No es posible evitar completamente la formación de rechupes. Sin embargo, sí es posible llevar los rechupes a las zonas exteriores de la pieza fundida mediante la adopción de medidas relacionadas con la colada y la fundición, el uso de materias primas adecuadas y varios agentes auxiliares.


Descripción general de las medidas clave para evitar los rechupes

  • Utilizar de forma constante la tecnología de alimentación en los materiales de fundición con intervalos cortos de solidificación, especialmente en aleaciones eutécticas. 
  • Calcular las mazarotas (p. ej., con el método de los círculos de Heuver) y aplicar los métodos de simulación de llenado de moldes y solidificación. 
  • Usar manguitos de alimentación aislantes y exotérmicos. 
  • Aumentar la disipación del calor local mediante la creación de enfriadores, la instalación de aletas de refrigeración o la introducción de bobinas de refrigeración (refrigeración interior). 
  • Evitar las grandes diferencias en el espesor de la pared y las transiciones bruscas de secciones transversales gruesas a finas. Los radios en particular deben ser suficientemente amplios. Se debe tener en cuenta la dirección de solidificación desde el momento en que se diseñan las piezas fundidas. 
  • Reducir el déficit de volumen total mediante la disminución de la temperatura de fundición. 
  • Cambiar la velocidad de enfriamiento mediante el uso de materiales para moldes con un buen coeficiente de difusión térmica. 
  • Si es posible, cambiar la composición de la aleación para lograr un déficit de volumen total inferior. En el caso del hierro fundido, por ejemplo, se debe intentar alcanzar el nivel de saturación cromática 1. 
  • Usar moldes compactados con la suficiente firmeza; en el caso del hierro fundido con grafito nodular, posiblemente se pueda prescindir por completo de la alimentación (método de regulación de la presión). 
  • Inoculación óptima. 
  • Tener en cuenta la temperatura de sobrecalentamiento y la duración de la colada, ya que cambia el estado de nucleación y, por tanto, la morfología de la solidificación. 
  • Colocar y dimensionar correctamente las entradas; deben estar situadas allá por donde vaya a fluir el material más caliente, es decir, donde se deba calentar la sección transversal del molde. 
  • Seleccionar entradas amplias para que la colada que fluye de vuelta a la pieza cuando el volumen se contrae pueda volver durante la expansión.

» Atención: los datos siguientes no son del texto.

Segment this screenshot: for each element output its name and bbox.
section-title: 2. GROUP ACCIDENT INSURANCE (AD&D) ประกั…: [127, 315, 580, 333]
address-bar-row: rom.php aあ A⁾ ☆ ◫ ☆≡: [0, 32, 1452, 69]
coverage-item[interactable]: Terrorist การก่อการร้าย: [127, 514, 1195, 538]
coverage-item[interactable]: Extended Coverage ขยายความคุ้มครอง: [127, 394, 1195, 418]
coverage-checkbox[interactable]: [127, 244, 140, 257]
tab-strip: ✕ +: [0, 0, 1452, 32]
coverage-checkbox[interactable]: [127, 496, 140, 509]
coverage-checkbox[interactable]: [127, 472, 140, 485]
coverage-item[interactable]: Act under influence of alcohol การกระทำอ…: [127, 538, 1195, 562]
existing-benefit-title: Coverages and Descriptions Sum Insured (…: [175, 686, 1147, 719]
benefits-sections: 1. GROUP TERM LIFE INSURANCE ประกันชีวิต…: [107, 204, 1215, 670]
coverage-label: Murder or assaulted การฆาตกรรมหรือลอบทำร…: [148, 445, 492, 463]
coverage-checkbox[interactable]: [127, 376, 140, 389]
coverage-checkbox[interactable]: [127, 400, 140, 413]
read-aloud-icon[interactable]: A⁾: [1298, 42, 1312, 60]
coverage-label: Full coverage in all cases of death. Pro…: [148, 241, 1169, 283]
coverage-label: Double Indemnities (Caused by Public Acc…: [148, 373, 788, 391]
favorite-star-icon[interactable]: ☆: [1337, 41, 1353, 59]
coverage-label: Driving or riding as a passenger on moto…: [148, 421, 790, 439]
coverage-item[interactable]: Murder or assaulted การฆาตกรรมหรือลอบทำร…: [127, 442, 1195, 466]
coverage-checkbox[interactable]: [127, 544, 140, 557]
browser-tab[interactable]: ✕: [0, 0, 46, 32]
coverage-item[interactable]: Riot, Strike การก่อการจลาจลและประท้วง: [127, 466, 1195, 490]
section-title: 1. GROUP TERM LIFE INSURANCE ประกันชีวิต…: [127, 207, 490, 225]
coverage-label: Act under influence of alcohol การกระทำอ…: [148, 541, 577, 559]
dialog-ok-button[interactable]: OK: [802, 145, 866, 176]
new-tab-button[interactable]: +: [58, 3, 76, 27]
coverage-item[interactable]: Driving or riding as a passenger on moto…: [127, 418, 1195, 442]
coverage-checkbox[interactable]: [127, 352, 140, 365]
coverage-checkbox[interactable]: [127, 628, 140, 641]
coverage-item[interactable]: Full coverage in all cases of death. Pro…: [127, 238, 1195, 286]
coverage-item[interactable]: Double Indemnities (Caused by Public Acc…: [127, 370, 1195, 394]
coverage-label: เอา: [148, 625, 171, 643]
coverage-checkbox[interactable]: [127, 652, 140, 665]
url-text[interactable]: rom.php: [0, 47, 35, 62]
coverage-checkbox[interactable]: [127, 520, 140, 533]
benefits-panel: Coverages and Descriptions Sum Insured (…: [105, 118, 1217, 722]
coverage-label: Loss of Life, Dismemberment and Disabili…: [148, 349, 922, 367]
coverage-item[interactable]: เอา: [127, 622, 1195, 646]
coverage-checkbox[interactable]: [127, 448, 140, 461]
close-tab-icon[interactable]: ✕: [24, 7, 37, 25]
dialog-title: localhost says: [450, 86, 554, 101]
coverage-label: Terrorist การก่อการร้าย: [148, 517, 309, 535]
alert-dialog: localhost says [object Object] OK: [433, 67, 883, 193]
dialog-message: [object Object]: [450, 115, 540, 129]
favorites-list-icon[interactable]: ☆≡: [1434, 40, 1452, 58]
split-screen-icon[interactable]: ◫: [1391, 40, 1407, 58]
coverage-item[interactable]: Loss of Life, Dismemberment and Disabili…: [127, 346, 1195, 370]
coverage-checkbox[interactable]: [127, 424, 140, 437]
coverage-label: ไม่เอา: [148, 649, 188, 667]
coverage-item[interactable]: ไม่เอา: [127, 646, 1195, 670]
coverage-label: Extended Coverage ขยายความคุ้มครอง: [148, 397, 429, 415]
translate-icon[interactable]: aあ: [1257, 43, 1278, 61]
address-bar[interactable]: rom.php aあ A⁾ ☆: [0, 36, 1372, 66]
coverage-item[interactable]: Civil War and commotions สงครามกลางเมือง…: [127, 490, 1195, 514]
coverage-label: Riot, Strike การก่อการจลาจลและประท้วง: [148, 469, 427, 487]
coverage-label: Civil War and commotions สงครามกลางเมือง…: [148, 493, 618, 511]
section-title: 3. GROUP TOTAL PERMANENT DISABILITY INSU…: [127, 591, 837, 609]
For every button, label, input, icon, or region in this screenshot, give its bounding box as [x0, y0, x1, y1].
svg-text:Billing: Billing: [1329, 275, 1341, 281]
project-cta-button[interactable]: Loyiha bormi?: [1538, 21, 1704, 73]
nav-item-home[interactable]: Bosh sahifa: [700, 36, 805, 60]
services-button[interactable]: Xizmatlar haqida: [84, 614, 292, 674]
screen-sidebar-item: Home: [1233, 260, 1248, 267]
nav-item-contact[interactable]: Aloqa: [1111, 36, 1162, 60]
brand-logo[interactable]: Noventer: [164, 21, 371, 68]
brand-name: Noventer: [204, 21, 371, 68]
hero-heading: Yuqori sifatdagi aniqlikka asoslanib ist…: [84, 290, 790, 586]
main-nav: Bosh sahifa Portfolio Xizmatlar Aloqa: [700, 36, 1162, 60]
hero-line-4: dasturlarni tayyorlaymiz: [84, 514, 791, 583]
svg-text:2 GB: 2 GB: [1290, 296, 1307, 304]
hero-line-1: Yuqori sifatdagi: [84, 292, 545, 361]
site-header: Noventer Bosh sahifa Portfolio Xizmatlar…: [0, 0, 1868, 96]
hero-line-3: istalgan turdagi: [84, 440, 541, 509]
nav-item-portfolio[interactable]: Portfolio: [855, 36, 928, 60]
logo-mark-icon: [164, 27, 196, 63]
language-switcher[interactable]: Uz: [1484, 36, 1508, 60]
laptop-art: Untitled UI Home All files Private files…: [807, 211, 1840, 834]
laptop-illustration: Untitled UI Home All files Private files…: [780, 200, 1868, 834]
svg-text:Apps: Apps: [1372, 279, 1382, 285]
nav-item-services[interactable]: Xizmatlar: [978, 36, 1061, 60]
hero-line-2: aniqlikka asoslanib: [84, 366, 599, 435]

Colocar las entradas lo más arriba posible, garantizando así que la distancia hasta la entrada sea la menor posible. 
  • Intentar alcanzar una presión hidrostática alta para la alimentación adicional. 
  • En el caso de la fundición de aluminio se debe comprobar la efectividad del refinado del grano y del refinado; utilizar una aleación diferente como, por ejemplo, aleaciones Al-Cu, también puede ser una solución. 
  • Reducir las temperaturas de inyección; lo mismo es aplicable a la temperatura del molde en la fundición a presión.

Fuente: "Guss- und Gefügefehler" (defectos estructurales y de fundición) de Stephan Hasse

 

Garantizar una solidificación direccional desde la parte de la pieza fundida que está más alejada del bebedero hasta el lugar donde se produce la solidificación final para que la formación de rechupes se lleve a las zonas exteriores de la pieza fundida o al sistema de entrada y alimentación.